Dr. Hakim acknowledged Dr. Straube’s concerns and assured him that if there is a feasible way to expedite testing without compromising the resulting data, it will be done. Dr. Chianchiano asked what effect testing all the measures at all facilities, in lieu of the recommended three testing protocols summarized above, would have on the timeline. Dr. McGonigal responded that this modification would have no impact on the timeline. Dr. Straube next queried whether testing on twice the number of patients in half of the time would be feasible and provide the same information. Dr.

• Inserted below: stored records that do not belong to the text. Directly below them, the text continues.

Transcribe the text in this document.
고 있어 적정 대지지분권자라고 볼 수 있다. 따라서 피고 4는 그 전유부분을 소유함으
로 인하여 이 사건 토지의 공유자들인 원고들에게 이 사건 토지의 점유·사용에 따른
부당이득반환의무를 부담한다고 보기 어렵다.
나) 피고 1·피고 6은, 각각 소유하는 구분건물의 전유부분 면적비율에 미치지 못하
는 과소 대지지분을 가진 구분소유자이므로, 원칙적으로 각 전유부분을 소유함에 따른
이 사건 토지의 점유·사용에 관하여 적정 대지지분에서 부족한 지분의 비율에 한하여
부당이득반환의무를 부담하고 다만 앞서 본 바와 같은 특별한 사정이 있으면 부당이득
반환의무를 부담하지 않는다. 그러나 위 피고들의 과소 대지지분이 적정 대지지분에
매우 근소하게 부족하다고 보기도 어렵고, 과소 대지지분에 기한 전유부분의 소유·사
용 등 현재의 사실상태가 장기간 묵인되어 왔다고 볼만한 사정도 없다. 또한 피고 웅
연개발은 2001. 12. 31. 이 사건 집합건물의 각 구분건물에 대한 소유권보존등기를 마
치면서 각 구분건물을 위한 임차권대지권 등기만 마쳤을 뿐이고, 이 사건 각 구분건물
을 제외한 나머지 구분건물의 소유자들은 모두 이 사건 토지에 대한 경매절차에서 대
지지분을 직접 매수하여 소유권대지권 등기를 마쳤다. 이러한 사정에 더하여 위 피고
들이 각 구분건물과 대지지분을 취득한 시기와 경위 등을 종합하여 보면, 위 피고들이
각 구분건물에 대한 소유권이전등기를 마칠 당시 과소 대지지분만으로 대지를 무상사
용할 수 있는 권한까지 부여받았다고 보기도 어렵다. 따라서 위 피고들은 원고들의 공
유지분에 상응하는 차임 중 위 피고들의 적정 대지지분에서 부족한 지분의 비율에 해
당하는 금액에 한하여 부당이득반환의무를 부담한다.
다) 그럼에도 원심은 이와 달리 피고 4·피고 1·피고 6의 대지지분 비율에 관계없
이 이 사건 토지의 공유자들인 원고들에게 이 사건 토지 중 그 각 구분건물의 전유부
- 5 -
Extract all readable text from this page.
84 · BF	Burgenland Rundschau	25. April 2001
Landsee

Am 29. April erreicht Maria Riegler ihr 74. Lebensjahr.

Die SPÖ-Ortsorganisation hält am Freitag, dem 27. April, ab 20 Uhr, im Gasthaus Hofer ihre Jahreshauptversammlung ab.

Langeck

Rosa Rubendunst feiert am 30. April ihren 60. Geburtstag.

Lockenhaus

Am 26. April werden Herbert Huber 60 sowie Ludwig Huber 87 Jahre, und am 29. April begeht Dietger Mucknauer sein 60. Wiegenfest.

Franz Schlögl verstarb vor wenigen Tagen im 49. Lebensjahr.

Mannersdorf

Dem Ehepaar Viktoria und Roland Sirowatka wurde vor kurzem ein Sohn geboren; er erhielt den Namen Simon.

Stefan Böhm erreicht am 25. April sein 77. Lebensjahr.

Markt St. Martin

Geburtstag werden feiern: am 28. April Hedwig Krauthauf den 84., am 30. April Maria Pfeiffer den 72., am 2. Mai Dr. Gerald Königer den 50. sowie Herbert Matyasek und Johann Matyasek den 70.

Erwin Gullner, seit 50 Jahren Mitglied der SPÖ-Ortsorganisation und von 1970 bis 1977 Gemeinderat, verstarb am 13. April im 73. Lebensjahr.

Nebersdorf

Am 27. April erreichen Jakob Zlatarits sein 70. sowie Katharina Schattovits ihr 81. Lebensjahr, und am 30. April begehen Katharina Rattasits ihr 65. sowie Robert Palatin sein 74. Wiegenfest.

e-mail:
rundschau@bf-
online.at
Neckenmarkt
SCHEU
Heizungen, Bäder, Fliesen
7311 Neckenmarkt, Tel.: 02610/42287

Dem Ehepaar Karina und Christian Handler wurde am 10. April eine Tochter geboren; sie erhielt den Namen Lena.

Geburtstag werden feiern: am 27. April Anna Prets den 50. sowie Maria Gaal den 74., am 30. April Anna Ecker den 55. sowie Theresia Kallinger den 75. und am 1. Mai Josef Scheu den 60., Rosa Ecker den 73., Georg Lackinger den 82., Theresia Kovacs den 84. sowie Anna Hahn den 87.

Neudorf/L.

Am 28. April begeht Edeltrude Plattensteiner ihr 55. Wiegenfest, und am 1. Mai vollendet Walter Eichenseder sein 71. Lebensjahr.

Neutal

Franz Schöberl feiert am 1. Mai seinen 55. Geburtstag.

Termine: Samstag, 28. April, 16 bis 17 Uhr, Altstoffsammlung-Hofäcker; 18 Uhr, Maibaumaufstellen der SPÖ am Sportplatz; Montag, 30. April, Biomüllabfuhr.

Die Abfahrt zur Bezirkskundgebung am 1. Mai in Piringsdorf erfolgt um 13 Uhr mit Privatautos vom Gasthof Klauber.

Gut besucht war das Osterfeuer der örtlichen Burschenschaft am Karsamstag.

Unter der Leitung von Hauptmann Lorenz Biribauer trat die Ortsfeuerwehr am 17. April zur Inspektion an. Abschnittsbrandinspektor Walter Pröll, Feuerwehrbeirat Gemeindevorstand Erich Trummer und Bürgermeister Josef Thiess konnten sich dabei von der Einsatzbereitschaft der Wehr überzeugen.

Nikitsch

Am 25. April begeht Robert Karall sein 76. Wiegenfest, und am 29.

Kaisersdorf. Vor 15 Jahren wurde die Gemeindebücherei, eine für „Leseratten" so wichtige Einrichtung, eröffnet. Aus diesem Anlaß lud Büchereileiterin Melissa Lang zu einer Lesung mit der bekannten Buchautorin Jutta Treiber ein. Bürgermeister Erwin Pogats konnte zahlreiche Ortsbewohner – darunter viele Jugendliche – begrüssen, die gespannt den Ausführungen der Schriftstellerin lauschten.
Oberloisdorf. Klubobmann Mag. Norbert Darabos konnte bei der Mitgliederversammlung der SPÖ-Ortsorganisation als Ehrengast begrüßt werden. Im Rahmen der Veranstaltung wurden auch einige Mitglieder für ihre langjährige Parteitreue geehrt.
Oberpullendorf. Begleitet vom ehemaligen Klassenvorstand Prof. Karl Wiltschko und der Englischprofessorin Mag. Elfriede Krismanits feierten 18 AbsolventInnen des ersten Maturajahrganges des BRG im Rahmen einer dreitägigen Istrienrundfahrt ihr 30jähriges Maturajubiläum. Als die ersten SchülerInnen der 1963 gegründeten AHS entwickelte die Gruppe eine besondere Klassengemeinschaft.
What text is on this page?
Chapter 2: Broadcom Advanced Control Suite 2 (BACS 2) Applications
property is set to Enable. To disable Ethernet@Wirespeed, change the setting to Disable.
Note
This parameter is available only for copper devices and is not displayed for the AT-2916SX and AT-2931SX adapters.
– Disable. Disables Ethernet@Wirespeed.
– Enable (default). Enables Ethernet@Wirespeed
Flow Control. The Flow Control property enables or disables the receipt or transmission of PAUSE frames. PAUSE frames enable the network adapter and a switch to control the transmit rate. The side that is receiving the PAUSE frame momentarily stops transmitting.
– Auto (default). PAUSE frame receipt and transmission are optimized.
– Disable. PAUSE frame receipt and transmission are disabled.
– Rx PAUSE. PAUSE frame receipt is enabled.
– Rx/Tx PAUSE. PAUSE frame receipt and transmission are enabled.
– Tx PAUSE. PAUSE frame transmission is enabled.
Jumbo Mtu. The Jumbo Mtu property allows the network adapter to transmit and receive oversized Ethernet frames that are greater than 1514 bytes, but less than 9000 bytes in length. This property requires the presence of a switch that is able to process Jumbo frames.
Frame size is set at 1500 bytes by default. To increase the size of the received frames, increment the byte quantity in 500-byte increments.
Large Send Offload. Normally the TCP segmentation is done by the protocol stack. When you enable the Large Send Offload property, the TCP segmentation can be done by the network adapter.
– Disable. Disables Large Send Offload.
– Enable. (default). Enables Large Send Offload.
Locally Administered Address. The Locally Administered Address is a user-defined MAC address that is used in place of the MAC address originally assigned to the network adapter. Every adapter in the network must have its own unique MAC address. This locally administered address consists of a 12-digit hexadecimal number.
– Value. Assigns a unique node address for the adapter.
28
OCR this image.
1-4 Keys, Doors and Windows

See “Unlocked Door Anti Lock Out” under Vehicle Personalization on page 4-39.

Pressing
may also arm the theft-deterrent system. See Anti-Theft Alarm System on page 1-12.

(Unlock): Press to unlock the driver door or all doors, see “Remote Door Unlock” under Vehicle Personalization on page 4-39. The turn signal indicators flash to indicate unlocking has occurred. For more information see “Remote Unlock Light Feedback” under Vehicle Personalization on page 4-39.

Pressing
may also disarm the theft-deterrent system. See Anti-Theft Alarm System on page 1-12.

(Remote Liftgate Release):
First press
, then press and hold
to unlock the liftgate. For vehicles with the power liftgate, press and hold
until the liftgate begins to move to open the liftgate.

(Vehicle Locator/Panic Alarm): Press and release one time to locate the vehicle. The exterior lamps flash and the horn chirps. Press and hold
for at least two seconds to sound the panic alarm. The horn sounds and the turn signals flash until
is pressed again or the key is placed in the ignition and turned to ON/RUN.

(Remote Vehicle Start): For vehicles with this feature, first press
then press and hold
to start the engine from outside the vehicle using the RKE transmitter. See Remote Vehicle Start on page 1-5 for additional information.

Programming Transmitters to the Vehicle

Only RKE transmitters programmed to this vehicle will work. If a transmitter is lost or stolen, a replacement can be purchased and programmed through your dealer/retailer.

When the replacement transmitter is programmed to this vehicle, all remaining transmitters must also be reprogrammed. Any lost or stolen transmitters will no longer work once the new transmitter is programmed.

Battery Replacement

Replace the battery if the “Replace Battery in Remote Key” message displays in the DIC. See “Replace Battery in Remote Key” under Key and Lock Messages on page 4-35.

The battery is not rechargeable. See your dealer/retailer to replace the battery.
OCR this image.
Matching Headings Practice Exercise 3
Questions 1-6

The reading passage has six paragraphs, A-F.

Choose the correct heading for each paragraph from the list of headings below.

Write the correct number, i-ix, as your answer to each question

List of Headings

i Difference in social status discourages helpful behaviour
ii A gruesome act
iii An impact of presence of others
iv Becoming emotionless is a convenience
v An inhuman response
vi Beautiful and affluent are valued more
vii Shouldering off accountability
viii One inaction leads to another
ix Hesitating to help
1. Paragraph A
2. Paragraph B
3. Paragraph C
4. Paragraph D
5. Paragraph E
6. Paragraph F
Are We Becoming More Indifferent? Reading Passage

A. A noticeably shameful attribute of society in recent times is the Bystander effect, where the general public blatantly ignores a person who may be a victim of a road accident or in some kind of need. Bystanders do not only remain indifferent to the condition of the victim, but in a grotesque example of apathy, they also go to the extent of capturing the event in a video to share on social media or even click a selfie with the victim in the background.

Nishimi responded that due to the technical construction of the measures (e.g., a 1-year data collection period or collection during a specific time of the year), this might prove problematic; she agreed that the option should be further investigated and given consideration.

Dr. Straube next suggested that involving the ESRD Networks might facilitate the recruitment process, as facilities might be more responsive. He noted that the Networks’ budgets are somewhat limited, however, and might not be able to support this additional activity. He remarked that he would explore this option further, noting that the Networks’ involvement would not include activities such as “data crunching”.

Ms. Lester next provide the Steering Committee with a brief update on the CMS Clinical Performance Measures (CPM) issues. She also provided a brief summary of CMS’ Quality Measure Development Overview—CMS’ written policy on measure development. Lastly, she noted that a letter from the KCP on the Conditions for Coverage (CFC) is currently being finalized.

Following a request from the Steering Committee for an update on the CPMs, Dr. Straube acknowledged that following introduction of the CPM requirements, CMS was afforded little time to create and finalize the list of CPMs relevant to the CFCs. Moreover, he noted there was, and continues to be, considerable confusion among providers between the CPMs and the Physician Quality Reporting Initiative (PQRI). Because of continued confusion on the inclusion of the anemia CPMs, Dr. Straube also clarified there is no statutory requirement that CMS utilize NQF-endorsed measures for the CFCs, and that decisions are ultimately at the discretion of the Secretary. He remarked that CMS of course prefers measures developed by experts in a given field, fortified with input from statisticians. He acknowledged that the anemia management measures were and continue to be a contentious issue. He reported that the fact that the NQF process did not reach consensus onan acceptable upper limit for hemoglobin was problematic for CMS, and so CMS arbitrarily selected the 10-12mg/dL range. He noted that this value is subject to change in the future.

Ms. Zumwalt remarked that it would be preferable if CMS were to select only one measure per category to minimize burden and suggested that this be considered in the future. Dr. Straube agreed that a goal for future efforts should be to define such concerns and refine the process accordingly in advance so as to avoid the necessity for regulatory changes or congressional statutes. He remarked that to achieve these goals, it is necessary for people to get involved far enough in advance to preempt problems. He suggested that KCP send CMS a letter outlining such concerns. Ms. Lester noted that the KCP in currently in the process of drafting such a letter.

NEXT STEPS
Dr. McGonigal advised the Steering Committee’s that facility identification and recruitment are the
highest priority, as will the defined measure-specific tasks. As per the Steering Committee’s decision, all five measures will be tested at all facilities in the pilot.